Иван краем глаза косит на сына, вспоминает, как сам по младости, по неразумию стеснялся Лутони с Мотей, своей деревенской породы. Не забудь, сын, нынешнего обещания своего! Доколе есть у тебя родня-природа, дотоле и ты человек! Не забудь ни днешних слез, ни дружбы детской, куда бы ни бросала тебя жизнь и как бы высоко ни увела переменчивая судьба!
ГЛАВА ДВАДЦАТЬ ШЕСТАЯ
Киприан, усевшись на вожделенный Владимирский стол, проявил энергию, не свойственную его возрасту. Помимо дел церковных, зело запутанных (иные попы, ставленные Пименом по мзде, не разумели и грамоту, таковых приходилось лишать сана и отправлять либо в мир, либо послушниками в монастыри), помимо исправления литургии, перевода греческих книг, помимо сочинения жития митрополита Петра, Киприан вникал во все хозяйственные заботы, шерстил даньщиков, твердой рукою подавляя возникающий ропот, собирал недоданное за прошедший год, тут же щедро помогал князю восстанавливать погоревшую Москву, служил обедни, поставлял попов, крестил боярских и княжеских чад, отпевал сановитых покойников, заботил себя росписью и украшением московских и владимирских храмов…

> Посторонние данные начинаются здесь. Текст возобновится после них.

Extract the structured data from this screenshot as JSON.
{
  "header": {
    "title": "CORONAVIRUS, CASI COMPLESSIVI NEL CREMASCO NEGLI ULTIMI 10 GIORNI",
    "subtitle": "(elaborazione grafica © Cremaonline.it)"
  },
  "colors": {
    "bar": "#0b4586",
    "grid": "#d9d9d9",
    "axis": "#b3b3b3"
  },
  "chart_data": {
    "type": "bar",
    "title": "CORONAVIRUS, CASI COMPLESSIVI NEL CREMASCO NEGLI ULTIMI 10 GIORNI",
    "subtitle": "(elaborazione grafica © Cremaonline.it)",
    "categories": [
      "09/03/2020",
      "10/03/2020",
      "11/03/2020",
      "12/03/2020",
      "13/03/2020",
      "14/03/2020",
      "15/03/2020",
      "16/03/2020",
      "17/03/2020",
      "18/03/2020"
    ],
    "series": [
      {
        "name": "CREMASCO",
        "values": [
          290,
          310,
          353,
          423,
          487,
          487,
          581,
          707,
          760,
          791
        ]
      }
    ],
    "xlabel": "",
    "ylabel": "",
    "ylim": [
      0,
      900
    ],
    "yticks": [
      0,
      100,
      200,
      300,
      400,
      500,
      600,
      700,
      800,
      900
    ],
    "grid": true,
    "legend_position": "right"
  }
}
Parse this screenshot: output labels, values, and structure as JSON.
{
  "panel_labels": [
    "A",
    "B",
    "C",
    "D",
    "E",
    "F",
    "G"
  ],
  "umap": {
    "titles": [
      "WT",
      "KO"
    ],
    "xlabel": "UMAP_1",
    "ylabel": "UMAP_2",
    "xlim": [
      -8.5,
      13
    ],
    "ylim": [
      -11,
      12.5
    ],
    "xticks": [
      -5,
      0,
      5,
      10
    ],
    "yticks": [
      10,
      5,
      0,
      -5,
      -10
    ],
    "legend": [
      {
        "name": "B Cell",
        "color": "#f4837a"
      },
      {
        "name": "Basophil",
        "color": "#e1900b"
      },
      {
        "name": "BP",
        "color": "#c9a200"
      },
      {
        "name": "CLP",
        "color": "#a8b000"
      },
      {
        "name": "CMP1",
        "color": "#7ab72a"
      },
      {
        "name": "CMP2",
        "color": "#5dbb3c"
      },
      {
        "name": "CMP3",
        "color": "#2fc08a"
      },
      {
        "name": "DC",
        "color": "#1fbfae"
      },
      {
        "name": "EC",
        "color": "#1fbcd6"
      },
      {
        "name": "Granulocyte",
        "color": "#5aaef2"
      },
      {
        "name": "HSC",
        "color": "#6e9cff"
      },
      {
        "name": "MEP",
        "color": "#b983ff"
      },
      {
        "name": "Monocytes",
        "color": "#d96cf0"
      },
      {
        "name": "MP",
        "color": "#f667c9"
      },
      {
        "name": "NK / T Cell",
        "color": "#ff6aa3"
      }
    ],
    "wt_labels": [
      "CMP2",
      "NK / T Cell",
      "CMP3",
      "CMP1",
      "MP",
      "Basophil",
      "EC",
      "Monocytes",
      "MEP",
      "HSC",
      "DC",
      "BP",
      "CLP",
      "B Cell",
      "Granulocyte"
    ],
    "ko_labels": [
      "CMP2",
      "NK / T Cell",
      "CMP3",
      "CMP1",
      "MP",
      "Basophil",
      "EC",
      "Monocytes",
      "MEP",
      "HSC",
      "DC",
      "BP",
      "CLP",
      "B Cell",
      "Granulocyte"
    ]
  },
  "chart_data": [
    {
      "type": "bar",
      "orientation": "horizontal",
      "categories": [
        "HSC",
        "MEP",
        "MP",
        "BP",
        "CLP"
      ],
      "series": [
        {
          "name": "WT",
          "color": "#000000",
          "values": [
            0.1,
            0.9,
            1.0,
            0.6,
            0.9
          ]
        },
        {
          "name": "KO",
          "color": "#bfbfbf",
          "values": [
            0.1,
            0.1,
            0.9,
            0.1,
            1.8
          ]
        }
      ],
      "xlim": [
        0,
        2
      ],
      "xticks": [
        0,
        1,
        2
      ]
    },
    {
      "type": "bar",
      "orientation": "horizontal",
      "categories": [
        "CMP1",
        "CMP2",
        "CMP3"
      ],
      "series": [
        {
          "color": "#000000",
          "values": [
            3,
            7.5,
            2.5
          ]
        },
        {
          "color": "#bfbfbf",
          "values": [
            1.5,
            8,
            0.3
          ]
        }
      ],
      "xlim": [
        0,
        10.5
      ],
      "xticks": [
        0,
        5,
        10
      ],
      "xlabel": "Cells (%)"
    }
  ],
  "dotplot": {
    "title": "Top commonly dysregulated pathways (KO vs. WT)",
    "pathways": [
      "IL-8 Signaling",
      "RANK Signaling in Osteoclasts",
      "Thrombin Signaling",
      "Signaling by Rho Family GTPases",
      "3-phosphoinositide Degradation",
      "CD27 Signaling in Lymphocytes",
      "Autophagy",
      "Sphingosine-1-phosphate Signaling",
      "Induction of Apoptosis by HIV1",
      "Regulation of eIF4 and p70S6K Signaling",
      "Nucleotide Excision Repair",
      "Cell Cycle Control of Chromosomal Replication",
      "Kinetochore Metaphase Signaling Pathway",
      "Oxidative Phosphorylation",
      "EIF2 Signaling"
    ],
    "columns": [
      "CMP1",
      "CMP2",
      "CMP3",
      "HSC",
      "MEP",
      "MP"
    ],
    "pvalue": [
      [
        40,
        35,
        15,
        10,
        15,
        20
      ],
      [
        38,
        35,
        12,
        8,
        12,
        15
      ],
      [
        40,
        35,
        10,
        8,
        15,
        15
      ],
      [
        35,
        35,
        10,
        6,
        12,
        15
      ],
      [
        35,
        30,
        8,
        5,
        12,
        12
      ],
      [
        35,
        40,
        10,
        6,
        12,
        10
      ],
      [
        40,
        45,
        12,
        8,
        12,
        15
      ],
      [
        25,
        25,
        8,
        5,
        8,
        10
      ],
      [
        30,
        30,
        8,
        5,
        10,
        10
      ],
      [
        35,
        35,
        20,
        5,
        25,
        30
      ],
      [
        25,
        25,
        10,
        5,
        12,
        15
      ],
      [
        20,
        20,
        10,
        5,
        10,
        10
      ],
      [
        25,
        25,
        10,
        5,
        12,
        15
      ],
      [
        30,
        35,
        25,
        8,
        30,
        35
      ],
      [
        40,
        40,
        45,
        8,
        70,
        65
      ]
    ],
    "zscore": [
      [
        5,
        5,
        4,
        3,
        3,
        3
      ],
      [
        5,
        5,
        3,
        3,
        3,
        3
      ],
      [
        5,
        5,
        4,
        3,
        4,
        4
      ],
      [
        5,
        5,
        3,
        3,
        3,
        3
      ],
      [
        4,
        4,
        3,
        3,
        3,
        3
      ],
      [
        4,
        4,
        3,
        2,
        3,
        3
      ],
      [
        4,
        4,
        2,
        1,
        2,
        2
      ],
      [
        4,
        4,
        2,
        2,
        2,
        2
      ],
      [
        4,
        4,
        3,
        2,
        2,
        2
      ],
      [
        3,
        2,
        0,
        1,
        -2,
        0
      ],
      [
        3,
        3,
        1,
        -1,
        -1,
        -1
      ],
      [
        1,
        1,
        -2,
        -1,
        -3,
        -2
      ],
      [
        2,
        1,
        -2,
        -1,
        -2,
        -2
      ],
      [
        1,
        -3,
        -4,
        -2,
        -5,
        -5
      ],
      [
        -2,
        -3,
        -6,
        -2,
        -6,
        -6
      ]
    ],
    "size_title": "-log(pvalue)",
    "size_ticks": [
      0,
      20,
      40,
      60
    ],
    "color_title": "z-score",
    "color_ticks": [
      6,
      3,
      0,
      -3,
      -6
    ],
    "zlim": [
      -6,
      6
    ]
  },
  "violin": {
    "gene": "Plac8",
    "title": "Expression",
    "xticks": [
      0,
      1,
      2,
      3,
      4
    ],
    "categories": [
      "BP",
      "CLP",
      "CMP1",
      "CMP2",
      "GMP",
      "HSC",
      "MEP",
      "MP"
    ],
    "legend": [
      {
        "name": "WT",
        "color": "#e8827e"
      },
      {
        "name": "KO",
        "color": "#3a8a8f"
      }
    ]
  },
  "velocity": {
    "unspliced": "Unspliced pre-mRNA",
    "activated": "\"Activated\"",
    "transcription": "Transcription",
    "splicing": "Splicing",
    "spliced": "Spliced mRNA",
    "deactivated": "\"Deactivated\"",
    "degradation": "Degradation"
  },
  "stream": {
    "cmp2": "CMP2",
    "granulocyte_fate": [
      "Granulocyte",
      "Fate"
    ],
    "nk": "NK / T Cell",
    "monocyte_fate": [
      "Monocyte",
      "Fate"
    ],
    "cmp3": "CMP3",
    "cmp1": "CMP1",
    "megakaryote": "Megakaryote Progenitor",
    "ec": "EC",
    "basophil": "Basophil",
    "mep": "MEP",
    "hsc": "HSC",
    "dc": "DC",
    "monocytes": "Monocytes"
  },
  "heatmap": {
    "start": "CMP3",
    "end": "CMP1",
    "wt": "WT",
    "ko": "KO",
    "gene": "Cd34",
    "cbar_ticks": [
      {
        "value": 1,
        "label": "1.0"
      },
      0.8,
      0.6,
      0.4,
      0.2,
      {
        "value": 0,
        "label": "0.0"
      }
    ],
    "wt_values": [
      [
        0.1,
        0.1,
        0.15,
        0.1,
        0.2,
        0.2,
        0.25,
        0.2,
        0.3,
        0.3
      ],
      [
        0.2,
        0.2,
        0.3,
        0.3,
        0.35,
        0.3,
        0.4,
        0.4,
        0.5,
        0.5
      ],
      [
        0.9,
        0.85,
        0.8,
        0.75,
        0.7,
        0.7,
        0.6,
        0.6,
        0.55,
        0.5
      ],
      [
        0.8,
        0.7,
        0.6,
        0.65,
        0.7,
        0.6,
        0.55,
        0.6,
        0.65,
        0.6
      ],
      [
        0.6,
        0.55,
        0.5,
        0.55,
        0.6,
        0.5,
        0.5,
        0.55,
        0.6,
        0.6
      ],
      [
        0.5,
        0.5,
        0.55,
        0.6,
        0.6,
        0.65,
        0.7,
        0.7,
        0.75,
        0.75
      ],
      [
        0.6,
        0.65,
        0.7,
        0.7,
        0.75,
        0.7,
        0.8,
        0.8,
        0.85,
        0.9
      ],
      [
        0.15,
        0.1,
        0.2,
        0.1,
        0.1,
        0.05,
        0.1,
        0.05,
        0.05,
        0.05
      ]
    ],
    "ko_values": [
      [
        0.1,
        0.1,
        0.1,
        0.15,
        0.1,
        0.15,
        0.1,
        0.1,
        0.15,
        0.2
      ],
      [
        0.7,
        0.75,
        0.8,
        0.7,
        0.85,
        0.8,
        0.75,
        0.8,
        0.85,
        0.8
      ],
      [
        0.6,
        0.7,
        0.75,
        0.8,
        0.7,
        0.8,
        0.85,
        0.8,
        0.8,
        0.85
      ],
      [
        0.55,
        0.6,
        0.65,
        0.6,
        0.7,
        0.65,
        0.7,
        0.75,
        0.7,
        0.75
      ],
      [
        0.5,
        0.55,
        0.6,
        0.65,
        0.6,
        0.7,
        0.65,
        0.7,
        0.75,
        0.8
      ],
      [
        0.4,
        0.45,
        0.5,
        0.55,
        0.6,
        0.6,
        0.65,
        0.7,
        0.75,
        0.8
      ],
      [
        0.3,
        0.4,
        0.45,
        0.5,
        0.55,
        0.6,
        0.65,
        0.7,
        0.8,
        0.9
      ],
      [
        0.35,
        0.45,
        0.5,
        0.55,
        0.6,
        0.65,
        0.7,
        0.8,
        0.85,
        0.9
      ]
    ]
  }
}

Ивану, дабы не потерять прибыльного места, приходило сутками не слезать с седла, мотаясь с поручениями Киприана по всей волостке. Он только крякал, соображая, что при Пимене было ему легче во сто крат. Поездка по княжой надобности в Пруссию явилась ему почти что отдыхом.
До Новгорода добрались без приключений. Оттоле скакали по раскисшим осенним дорогам — то дождь, то снег! — на Плесков, где посадские все еще ярились, переживая едва не разгоревшуюся недавнюю войну с Новгородом: новгородская рать уже было стояла в Сольцах. К счастью, помирились, помогла и грамота Киприанова. Плесковичам, зажатым меж Орденом, Новгородом и Литвою, пришлось уступить. Договорились передать «старшему брату», как и прежде было, дела судные: «А за должник, и за холоп, и за рабу, и хто в путь ходил на Волгу, а за тех не стояти псковичем, но выдавати их» и не требовать себе на Плесков особого епископа.
Иван любопытно разглядывал каменные твердыни псковского Крома. Островерхие башни, тяжкий обвод стен, громоздящиеся терема и взлетающий над ними хоровод куполов и плоских сквозистых звонниц, уходящий в небо, огороженный стенами Троицкий собор на крутояре, на стечке Псковы и Великой, и далекое Завеличье, тоже усыпанное каменными церквами и стенами монастырей, хоть оттуда и накатывали, волна за волною, немецкие рыцарские рати, многажды разорявшие и великую Мирожскую обитель, и иные малые монастырьки, сожигавшие кельи и хоромы горожан.
— Московиць? — прошали у него встречные, когда Иван останавливался взглянуть на псковскую деловую и казовую красоту.